Wow, I never thought about prisons as commitment devices for drug addicts. Thanks for sharing your experience.
Despite the usefulness of prison in your case, there is plenty of research showing that alternative means to incarceration are better for everybody (for the offenders and the taxpayers). For example, this paper shows a drop of 40% in recidivism for electronic monitoring instead of incarceration: http://www.nber.org/papers/w15602. Also, there is a lot of evidence from drug courts. This is one example: https://crimesolutions.gov/ProgramDetails.aspx?ID=70.
Good comment. I was going to say that while prison might work for some with addictions, it certainly does not teach them anything about staying away from drugs. In many cases recidivism is high because these people who remained sober for the duration of their sentence get out and fall right back into it within a few months. They might have trouble finding jobs due to a record, or maybe they were incarcerated long enough that they lost old, good connections or have bad ones they made while incarcerated.

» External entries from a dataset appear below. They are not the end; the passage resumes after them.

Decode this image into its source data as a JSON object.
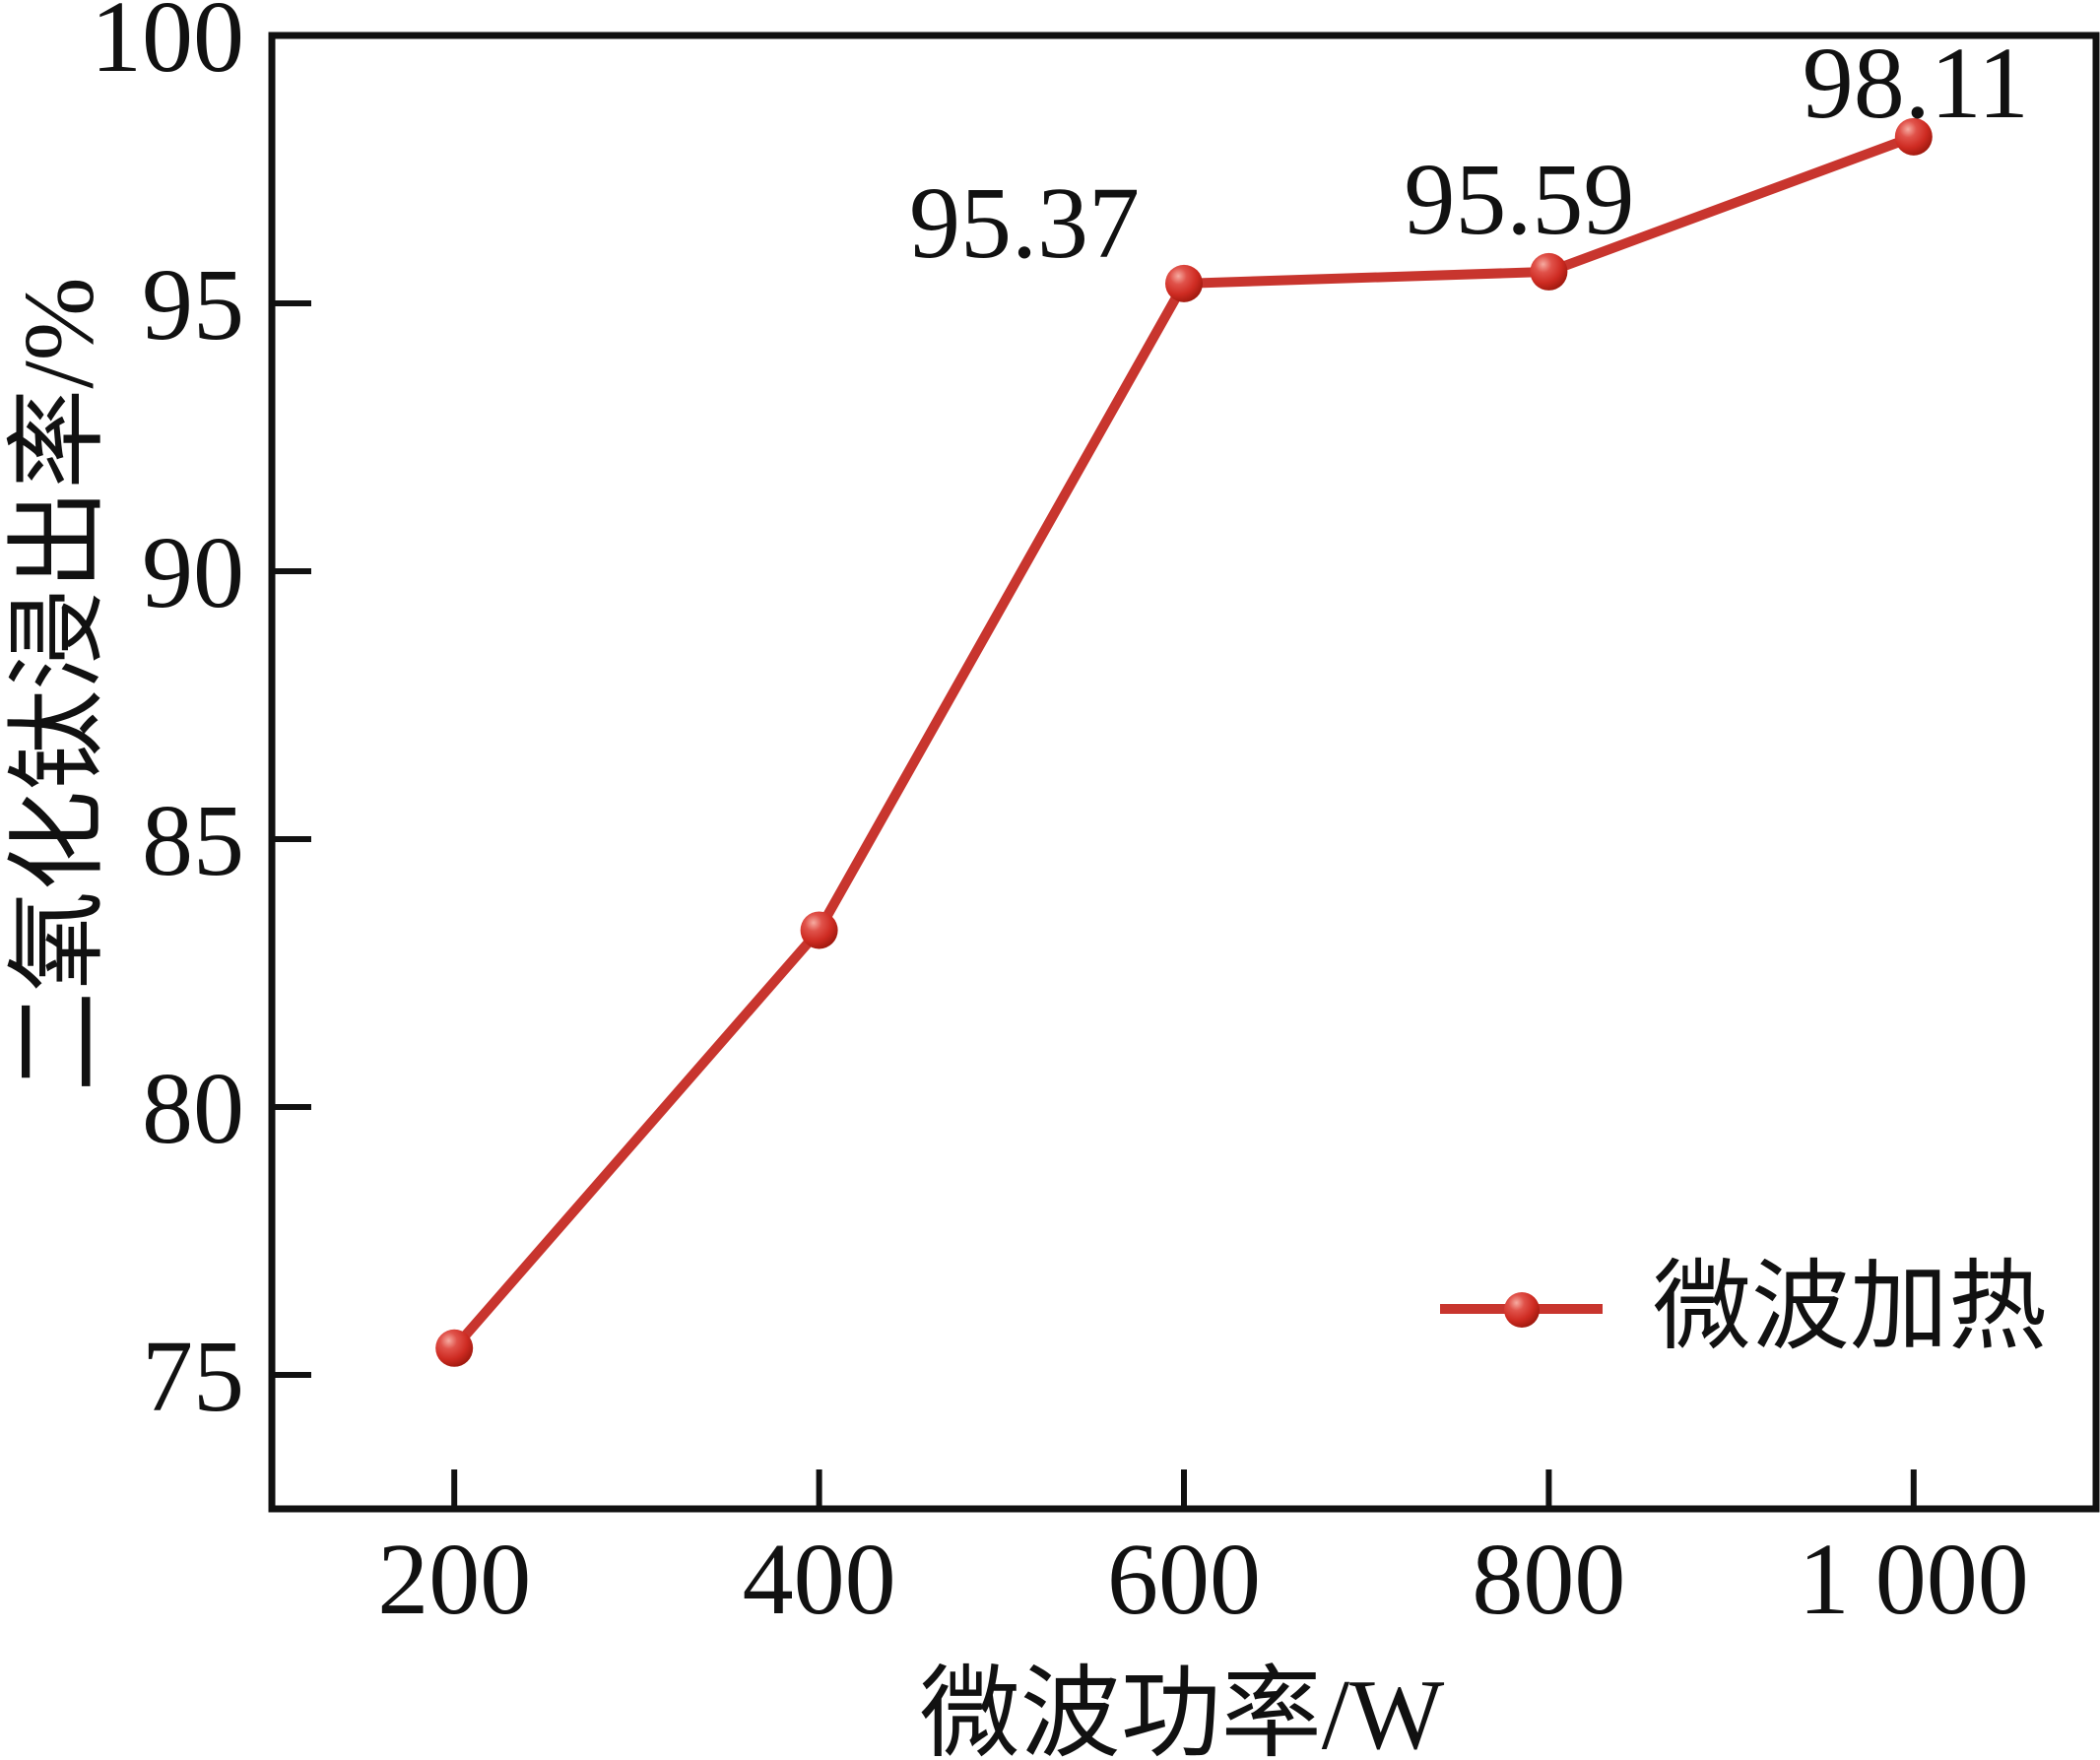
{
  "page": {
    "background": "#ffffff"
  },
  "chart_data": {
    "type": "line",
    "title": "",
    "xlabel": "微波功率/W",
    "ylabel": "二氧化钛浸出率/%",
    "xlim": [
      100,
      1100
    ],
    "ylim": [
      72.5,
      100
    ],
    "x_ticks": [
      200,
      400,
      600,
      800,
      1000
    ],
    "x_tick_labels": [
      "200",
      "400",
      "600",
      "800",
      "1 000"
    ],
    "y_ticks": [
      75,
      80,
      85,
      90,
      95,
      100
    ],
    "y_tick_labels": [
      "75",
      "80",
      "85",
      "90",
      "95",
      "100"
    ],
    "grid": false,
    "legend_position": "lower-right",
    "axis_color": "#111111",
    "series": [
      {
        "name": "微波加热",
        "color": "#c8352e",
        "marker": "red-sphere",
        "x": [
          200,
          400,
          600,
          800,
          1000
        ],
        "y": [
          75.5,
          83.3,
          95.37,
          95.59,
          98.11
        ],
        "point_labels": [
          "",
          "",
          "95.37",
          "95.59",
          "98.11"
        ]
      }
    ]
  }
}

It might just be a matter of time until they fall back into usage as an escape mechanism.
There's just very many ways that going to prison hurts a person and very few ways that helps, and only for the right kind of people too (ex: longterm drug abuser with a lack of self control relinquishing his rights in this case).

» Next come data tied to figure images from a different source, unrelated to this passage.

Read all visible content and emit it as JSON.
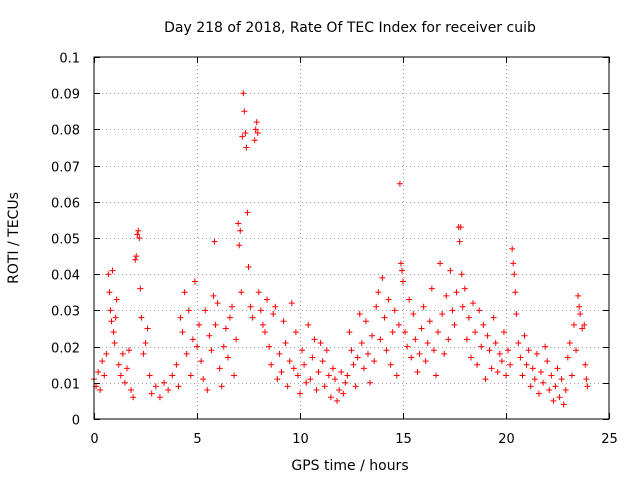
{
  "chart_data": {
    "type": "scatter",
    "title": "Day 218 of 2018, Rate Of TEC Index for receiver cuib",
    "xlabel": "GPS time / hours",
    "ylabel": "ROTI / TECUs",
    "xlim": [
      0,
      25
    ],
    "ylim": [
      0,
      0.1
    ],
    "xticks": [
      0,
      5,
      10,
      15,
      20,
      25
    ],
    "xtick_labels": [
      "0",
      "5",
      "10",
      "15",
      "20",
      "25"
    ],
    "yticks": [
      0,
      0.01,
      0.02,
      0.03,
      0.04,
      0.05,
      0.06,
      0.07,
      0.08,
      0.09,
      0.1
    ],
    "ytick_labels": [
      "0",
      "0.01",
      "0.02",
      "0.03",
      "0.04",
      "0.05",
      "0.06",
      "0.07",
      "0.08",
      "0.09",
      "0.1"
    ],
    "grid": true,
    "marker": "+",
    "color": "#ff0000",
    "series": [
      {
        "name": "ROTI",
        "points": [
          [
            0.0,
            0.011
          ],
          [
            0.1,
            0.009
          ],
          [
            0.2,
            0.013
          ],
          [
            0.3,
            0.008
          ],
          [
            0.4,
            0.016
          ],
          [
            0.5,
            0.012
          ],
          [
            0.6,
            0.018
          ],
          [
            0.7,
            0.04
          ],
          [
            0.75,
            0.035
          ],
          [
            0.8,
            0.03
          ],
          [
            0.85,
            0.027
          ],
          [
            0.9,
            0.041
          ],
          [
            0.95,
            0.024
          ],
          [
            1.0,
            0.021
          ],
          [
            1.05,
            0.028
          ],
          [
            1.1,
            0.033
          ],
          [
            1.2,
            0.015
          ],
          [
            1.3,
            0.012
          ],
          [
            1.4,
            0.018
          ],
          [
            1.5,
            0.01
          ],
          [
            1.6,
            0.014
          ],
          [
            1.7,
            0.019
          ],
          [
            1.8,
            0.008
          ],
          [
            1.9,
            0.006
          ],
          [
            2.0,
            0.044
          ],
          [
            2.05,
            0.045
          ],
          [
            2.1,
            0.051
          ],
          [
            2.15,
            0.052
          ],
          [
            2.2,
            0.05
          ],
          [
            2.25,
            0.036
          ],
          [
            2.3,
            0.028
          ],
          [
            2.4,
            0.018
          ],
          [
            2.5,
            0.021
          ],
          [
            2.6,
            0.025
          ],
          [
            2.7,
            0.012
          ],
          [
            2.8,
            0.007
          ],
          [
            3.0,
            0.009
          ],
          [
            3.2,
            0.006
          ],
          [
            3.4,
            0.01
          ],
          [
            3.6,
            0.008
          ],
          [
            3.8,
            0.012
          ],
          [
            4.0,
            0.015
          ],
          [
            4.1,
            0.009
          ],
          [
            4.2,
            0.028
          ],
          [
            4.3,
            0.024
          ],
          [
            4.4,
            0.035
          ],
          [
            4.5,
            0.018
          ],
          [
            4.6,
            0.03
          ],
          [
            4.7,
            0.012
          ],
          [
            4.8,
            0.022
          ],
          [
            4.9,
            0.038
          ],
          [
            5.0,
            0.02
          ],
          [
            5.1,
            0.026
          ],
          [
            5.2,
            0.016
          ],
          [
            5.3,
            0.011
          ],
          [
            5.4,
            0.03
          ],
          [
            5.5,
            0.008
          ],
          [
            5.6,
            0.023
          ],
          [
            5.7,
            0.019
          ],
          [
            5.8,
            0.034
          ],
          [
            5.85,
            0.049
          ],
          [
            5.9,
            0.026
          ],
          [
            6.0,
            0.032
          ],
          [
            6.1,
            0.014
          ],
          [
            6.2,
            0.009
          ],
          [
            6.3,
            0.02
          ],
          [
            6.4,
            0.025
          ],
          [
            6.5,
            0.017
          ],
          [
            6.6,
            0.028
          ],
          [
            6.7,
            0.031
          ],
          [
            6.8,
            0.012
          ],
          [
            6.9,
            0.022
          ],
          [
            7.0,
            0.054
          ],
          [
            7.05,
            0.048
          ],
          [
            7.1,
            0.052
          ],
          [
            7.15,
            0.035
          ],
          [
            7.2,
            0.078
          ],
          [
            7.25,
            0.09
          ],
          [
            7.3,
            0.085
          ],
          [
            7.35,
            0.079
          ],
          [
            7.4,
            0.075
          ],
          [
            7.45,
            0.057
          ],
          [
            7.5,
            0.042
          ],
          [
            7.6,
            0.031
          ],
          [
            7.7,
            0.028
          ],
          [
            7.8,
            0.077
          ],
          [
            7.85,
            0.08
          ],
          [
            7.9,
            0.082
          ],
          [
            7.95,
            0.079
          ],
          [
            8.0,
            0.035
          ],
          [
            8.1,
            0.03
          ],
          [
            8.2,
            0.026
          ],
          [
            8.3,
            0.024
          ],
          [
            8.4,
            0.033
          ],
          [
            8.5,
            0.02
          ],
          [
            8.6,
            0.015
          ],
          [
            8.7,
            0.029
          ],
          [
            8.8,
            0.031
          ],
          [
            8.9,
            0.011
          ],
          [
            9.0,
            0.018
          ],
          [
            9.1,
            0.013
          ],
          [
            9.2,
            0.027
          ],
          [
            9.3,
            0.021
          ],
          [
            9.4,
            0.009
          ],
          [
            9.5,
            0.016
          ],
          [
            9.6,
            0.032
          ],
          [
            9.7,
            0.014
          ],
          [
            9.8,
            0.024
          ],
          [
            9.9,
            0.012
          ],
          [
            10.0,
            0.007
          ],
          [
            10.1,
            0.019
          ],
          [
            10.2,
            0.015
          ],
          [
            10.3,
            0.01
          ],
          [
            10.4,
            0.026
          ],
          [
            10.5,
            0.011
          ],
          [
            10.6,
            0.017
          ],
          [
            10.7,
            0.022
          ],
          [
            10.8,
            0.008
          ],
          [
            10.9,
            0.013
          ],
          [
            11.0,
            0.021
          ],
          [
            11.1,
            0.016
          ],
          [
            11.2,
            0.009
          ],
          [
            11.3,
            0.019
          ],
          [
            11.4,
            0.012
          ],
          [
            11.5,
            0.006
          ],
          [
            11.6,
            0.014
          ],
          [
            11.7,
            0.011
          ],
          [
            11.8,
            0.005
          ],
          [
            11.9,
            0.008
          ],
          [
            12.0,
            0.013
          ],
          [
            12.1,
            0.007
          ],
          [
            12.2,
            0.01
          ],
          [
            12.3,
            0.012
          ],
          [
            12.4,
            0.024
          ],
          [
            12.5,
            0.019
          ],
          [
            12.6,
            0.015
          ],
          [
            12.7,
            0.009
          ],
          [
            12.8,
            0.017
          ],
          [
            12.9,
            0.029
          ],
          [
            13.0,
            0.021
          ],
          [
            13.1,
            0.014
          ],
          [
            13.2,
            0.027
          ],
          [
            13.3,
            0.018
          ],
          [
            13.4,
            0.01
          ],
          [
            13.5,
            0.023
          ],
          [
            13.6,
            0.016
          ],
          [
            13.7,
            0.031
          ],
          [
            13.8,
            0.035
          ],
          [
            13.9,
            0.022
          ],
          [
            14.0,
            0.039
          ],
          [
            14.1,
            0.028
          ],
          [
            14.2,
            0.019
          ],
          [
            14.3,
            0.033
          ],
          [
            14.4,
            0.015
          ],
          [
            14.5,
            0.024
          ],
          [
            14.6,
            0.03
          ],
          [
            14.7,
            0.012
          ],
          [
            14.8,
            0.026
          ],
          [
            14.85,
            0.065
          ],
          [
            14.9,
            0.043
          ],
          [
            14.95,
            0.041
          ],
          [
            15.0,
            0.038
          ],
          [
            15.1,
            0.024
          ],
          [
            15.2,
            0.02
          ],
          [
            15.3,
            0.033
          ],
          [
            15.4,
            0.017
          ],
          [
            15.5,
            0.029
          ],
          [
            15.6,
            0.022
          ],
          [
            15.7,
            0.013
          ],
          [
            15.8,
            0.018
          ],
          [
            15.9,
            0.025
          ],
          [
            16.0,
            0.031
          ],
          [
            16.1,
            0.016
          ],
          [
            16.2,
            0.021
          ],
          [
            16.3,
            0.027
          ],
          [
            16.4,
            0.036
          ],
          [
            16.5,
            0.019
          ],
          [
            16.6,
            0.012
          ],
          [
            16.7,
            0.024
          ],
          [
            16.8,
            0.043
          ],
          [
            16.9,
            0.029
          ],
          [
            17.0,
            0.018
          ],
          [
            17.1,
            0.034
          ],
          [
            17.2,
            0.022
          ],
          [
            17.3,
            0.041
          ],
          [
            17.4,
            0.03
          ],
          [
            17.5,
            0.026
          ],
          [
            17.6,
            0.035
          ],
          [
            17.7,
            0.053
          ],
          [
            17.75,
            0.049
          ],
          [
            17.8,
            0.053
          ],
          [
            17.85,
            0.04
          ],
          [
            17.9,
            0.031
          ],
          [
            18.0,
            0.036
          ],
          [
            18.1,
            0.022
          ],
          [
            18.2,
            0.028
          ],
          [
            18.3,
            0.017
          ],
          [
            18.4,
            0.032
          ],
          [
            18.5,
            0.024
          ],
          [
            18.6,
            0.015
          ],
          [
            18.7,
            0.03
          ],
          [
            18.8,
            0.02
          ],
          [
            18.9,
            0.026
          ],
          [
            19.0,
            0.011
          ],
          [
            19.1,
            0.023
          ],
          [
            19.2,
            0.019
          ],
          [
            19.3,
            0.014
          ],
          [
            19.4,
            0.028
          ],
          [
            19.5,
            0.021
          ],
          [
            19.6,
            0.013
          ],
          [
            19.7,
            0.018
          ],
          [
            19.8,
            0.016
          ],
          [
            19.9,
            0.024
          ],
          [
            20.0,
            0.012
          ],
          [
            20.1,
            0.019
          ],
          [
            20.2,
            0.015
          ],
          [
            20.3,
            0.047
          ],
          [
            20.35,
            0.043
          ],
          [
            20.4,
            0.04
          ],
          [
            20.45,
            0.035
          ],
          [
            20.5,
            0.029
          ],
          [
            20.6,
            0.021
          ],
          [
            20.7,
            0.017
          ],
          [
            20.8,
            0.012
          ],
          [
            20.9,
            0.023
          ],
          [
            21.0,
            0.015
          ],
          [
            21.1,
            0.019
          ],
          [
            21.2,
            0.009
          ],
          [
            21.3,
            0.014
          ],
          [
            21.4,
            0.011
          ],
          [
            21.5,
            0.018
          ],
          [
            21.6,
            0.007
          ],
          [
            21.7,
            0.013
          ],
          [
            21.8,
            0.01
          ],
          [
            21.9,
            0.02
          ],
          [
            22.0,
            0.016
          ],
          [
            22.1,
            0.008
          ],
          [
            22.2,
            0.012
          ],
          [
            22.3,
            0.005
          ],
          [
            22.4,
            0.009
          ],
          [
            22.5,
            0.014
          ],
          [
            22.6,
            0.006
          ],
          [
            22.7,
            0.011
          ],
          [
            22.8,
            0.004
          ],
          [
            22.9,
            0.008
          ],
          [
            23.0,
            0.017
          ],
          [
            23.1,
            0.021
          ],
          [
            23.2,
            0.012
          ],
          [
            23.3,
            0.026
          ],
          [
            23.4,
            0.019
          ],
          [
            23.5,
            0.034
          ],
          [
            23.55,
            0.031
          ],
          [
            23.6,
            0.029
          ],
          [
            23.7,
            0.025
          ],
          [
            23.8,
            0.026
          ],
          [
            23.85,
            0.015
          ],
          [
            23.9,
            0.011
          ],
          [
            23.95,
            0.009
          ]
        ]
      }
    ]
  }
}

I was fortunate enough to get into rehab after only two stints in jail, and have remained sober from heroin and cocaine for 10+ years. However during the time in jail for crimes related to my addiction the only thing on my mind the entire stay was, "can't wait to get out of here and get that first dose again".
It is especially hard to think about bettering yourself and getting help when you're around countless other people basically glorifying the problem from which you suffer.
>However during the time in jail for crimes related to my addiction the only thing on my mind the entire stay was, "can't wait to get out of here and get that first dose again".
Speaking to someone who had recently been released, he talked about people shooting up in the car two minutes after being released. Friends and sometimes even family members would be there to meet them at their release and would bring along drugs for them to consume at the first possible instant as some kind of "welcome back" present.
Well I imagine with this in place, you would get drug tested regularly, and if you fail those tests eventually you would actually go to jail since you would not be respecting what you need to do?